GUSTAVO: As part of my professional career, I have lived in the U.S. for a number of years, residing in Akron, Ohio and in Houston, Texas. During those years, I had to lead a very diverse organization with colleagues from all over the world, such as the U.S., Germany, Korea and the Latin countries. The biggest challenge for me as someone of Mexican origin was to be able to understand and adapt to the U.S., but also to lead this diverse group. Luckily, somebody gave me a great advice in moving forward to just “be yourself,” and I think this is the spirit of our Diversity, Equity and Inclusion initiative, to create a culture that gives the opportunity to employees to be proud of who they are and to grow in the organization with equal opportunity.
ARMANDO: I would say that the biggest challenge that I have had, which is in relation to my Hispanic origins, has been the clarity of my accent.
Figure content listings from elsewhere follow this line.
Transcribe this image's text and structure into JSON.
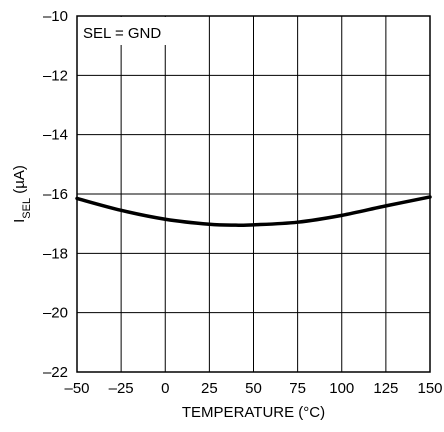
{
  "chart_data": {
    "type": "line",
    "title": "",
    "xlabel": "TEMPERATURE (°C)",
    "ylabel_main": "I",
    "ylabel_sub": "SEL",
    "ylabel_unit": " (µA)",
    "xlim": [
      -50,
      150
    ],
    "ylim": [
      -22,
      -10
    ],
    "xticks": [
      -50,
      -25,
      0,
      25,
      50,
      75,
      100,
      125,
      150
    ],
    "yticks": [
      -10,
      -12,
      -14,
      -16,
      -18,
      -20,
      -22
    ],
    "xtick_labels": [
      "–50",
      "–25",
      "0",
      "25",
      "50",
      "75",
      "100",
      "125",
      "150"
    ],
    "ytick_labels": [
      "–10",
      "–12",
      "–14",
      "–16",
      "–18",
      "–20",
      "–22"
    ],
    "grid": true,
    "annotation": "SEL = GND",
    "series": [
      {
        "x": [
          -50,
          -25,
          0,
          25,
          40,
          50,
          75,
          100,
          125,
          150
        ],
        "y": [
          -16.15,
          -16.55,
          -16.85,
          -17.02,
          -17.05,
          -17.04,
          -16.95,
          -16.72,
          -16.4,
          -16.1
        ]
      }
    ]
  }
}
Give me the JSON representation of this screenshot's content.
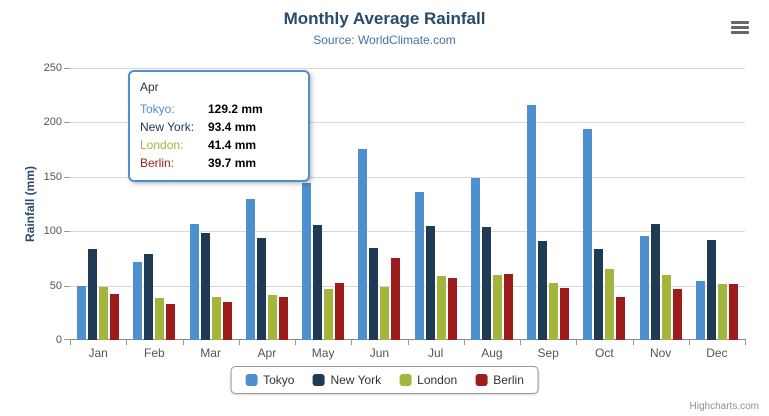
{
  "chart_data": {
    "type": "bar",
    "title": "Monthly Average Rainfall",
    "subtitle": "Source: WorldClimate.com",
    "ylabel": "Rainfall (mm)",
    "xlabel": "",
    "ylim": [
      0,
      250
    ],
    "yticks": [
      0,
      50,
      100,
      150,
      200,
      250
    ],
    "grid": true,
    "legend_position": "bottom",
    "categories": [
      "Jan",
      "Feb",
      "Mar",
      "Apr",
      "May",
      "Jun",
      "Jul",
      "Aug",
      "Sep",
      "Oct",
      "Nov",
      "Dec"
    ],
    "series": [
      {
        "name": "Tokyo",
        "color": "#4e8fce",
        "values": [
          49.9,
          71.5,
          106.4,
          129.2,
          144.0,
          176.0,
          135.6,
          148.5,
          216.4,
          194.1,
          95.6,
          54.4
        ]
      },
      {
        "name": "New York",
        "color": "#1e3a54",
        "values": [
          83.6,
          78.8,
          98.5,
          93.4,
          106.0,
          84.5,
          105.0,
          104.3,
          91.2,
          83.5,
          106.6,
          92.3
        ]
      },
      {
        "name": "London",
        "color": "#a3b53c",
        "values": [
          48.9,
          38.8,
          39.3,
          41.4,
          47.0,
          48.3,
          59.0,
          59.6,
          52.4,
          65.2,
          59.3,
          51.2
        ]
      },
      {
        "name": "Berlin",
        "color": "#9d1b1b",
        "values": [
          42.4,
          33.2,
          34.5,
          39.7,
          52.6,
          75.5,
          57.4,
          60.4,
          47.6,
          39.1,
          46.8,
          51.1
        ]
      }
    ]
  },
  "tooltip": {
    "header": "Apr",
    "rows": [
      {
        "label": "Tokyo:",
        "value": "129.2 mm",
        "color": "#4e8fce"
      },
      {
        "label": "New York:",
        "value": "93.4 mm",
        "color": "#1e3a54"
      },
      {
        "label": "London:",
        "value": "41.4 mm",
        "color": "#a3b53c"
      },
      {
        "label": "Berlin:",
        "value": "39.7 mm",
        "color": "#9d1b1b"
      }
    ]
  },
  "icons": {
    "export_menu": "hamburger-menu-icon"
  },
  "credits": "Highcharts.com"
}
The fact that I grew up speaking Spanish primarily and did not learn English until I was 17 years old, my accent prevented me (or I thought it did) from being understood. Overtime, I practiced, asked for feedback from peers and gradually improved. For a while, I tried to change my accent, but then I realized that it was one of the unique traits I carry. There is a specific voice and accent that everyone around me recognizes as belonging to Armando Lara.
What is something interesting you can share about your Hispanic, Latin and/or Spanish culture/heritage?
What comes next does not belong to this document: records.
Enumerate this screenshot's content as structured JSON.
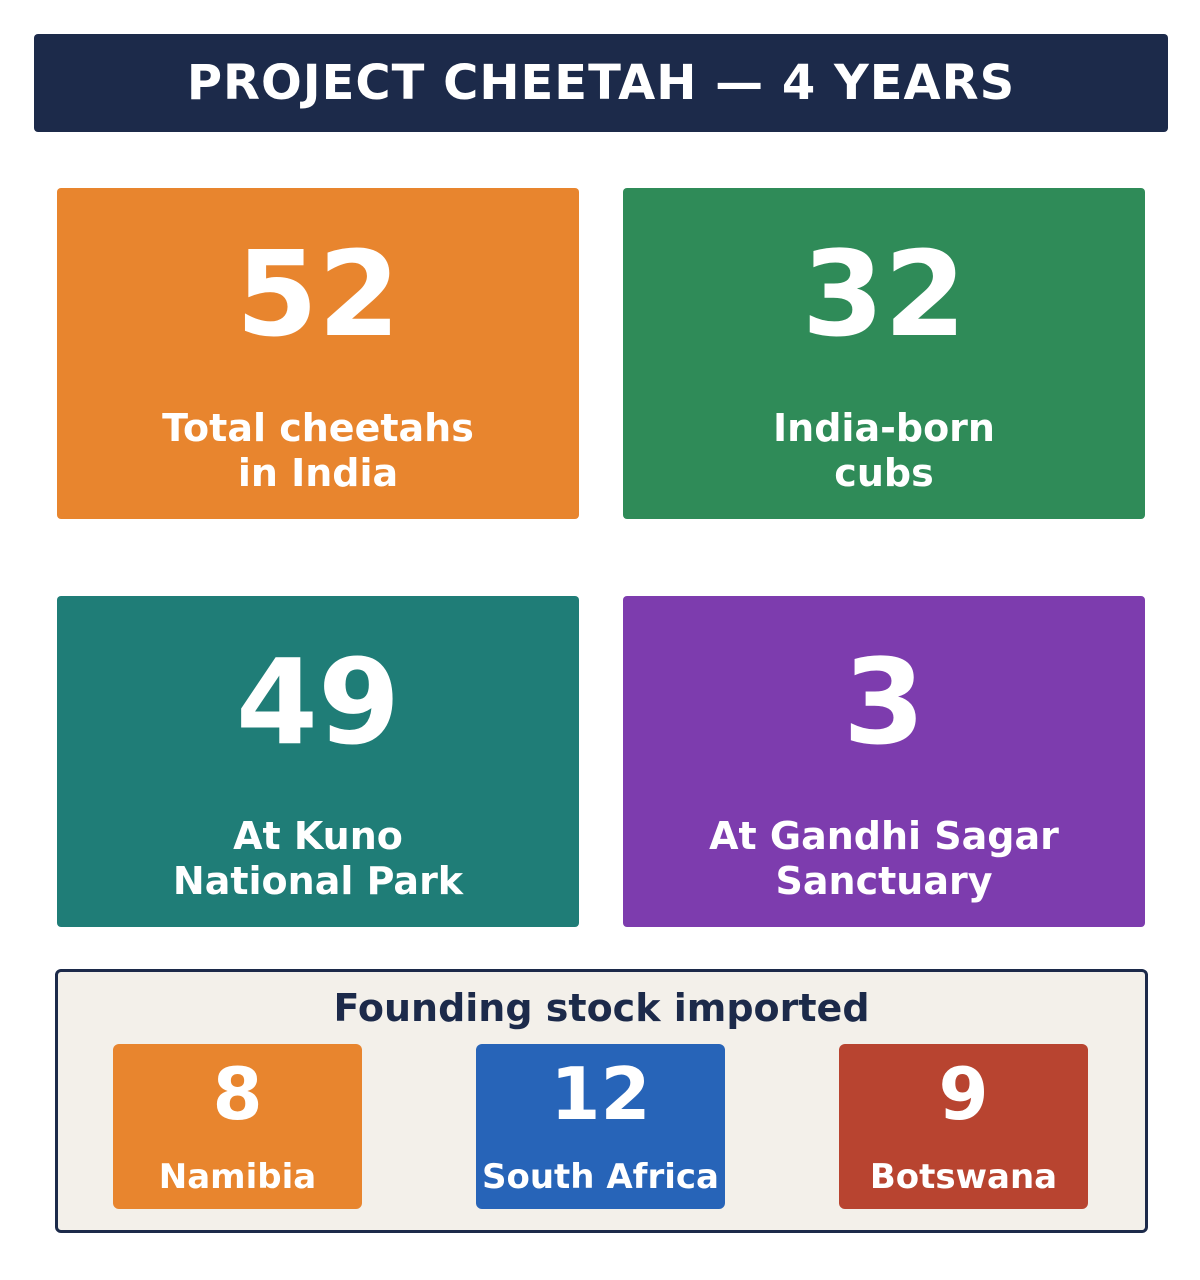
{
  "header": {
    "title": "PROJECT CHEETAH — 4 YEARS"
  },
  "stats": [
    {
      "value": "52",
      "label_lines": [
        "Total cheetahs",
        "in India"
      ],
      "color": "#e8852e"
    },
    {
      "value": "32",
      "label_lines": [
        "India-born",
        "cubs"
      ],
      "color": "#2f8b58"
    },
    {
      "value": "49",
      "label_lines": [
        "At Kuno",
        "National Park"
      ],
      "color": "#1f7d77"
    },
    {
      "value": "3",
      "label_lines": [
        "At Gandhi Sagar",
        "Sanctuary"
      ],
      "color": "#7d3cae"
    }
  ],
  "founding": {
    "title": "Founding stock imported",
    "sources": [
      {
        "value": "8",
        "country": "Namibia",
        "color": "#e8852e"
      },
      {
        "value": "12",
        "country": "South Africa",
        "color": "#2764b8"
      },
      {
        "value": "9",
        "country": "Botswana",
        "color": "#b84430"
      }
    ]
  }
}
YARELIS: In Puerto Rico, our culture is centered around family. Families often gather to eat, talk, laugh and even play games, such as dominos. We always have a reason to celebrate.
MARCELA: Something very interesting is that in Hispanic culture, there is a great diversity and richness of food appreciated worldwide. There is also a lot of history and background from ancient cultures that originated from Mexico, Central and South America that are part of our heritage. Other characteristics of the Hispanic culture are the warmth and openness to others, the service focus and the sympathy.
ARMANDO: Mariachi music is one of the most distinctive elements of Hispanic culture, one that I enjoy the most because it is a type of music that carries the passion, joy and life of Hispanic culture. Having grown up in Mexico, I was raised to listen and sing Mariachi music, and even today, I try to have Mariachi music when I host gatherings. Nothing sounds better than the combination of trumpets, guitars, violins, and the guitarrón (the Mariachi's bass) played together.
GUSTAVO: I am Mexican and, as most of the people that live in Latin America, I am the result of the combination of European and native ancestry. Because of that mixed ancestry, I have learned to understand, appreciate and respect different cultural backgrounds.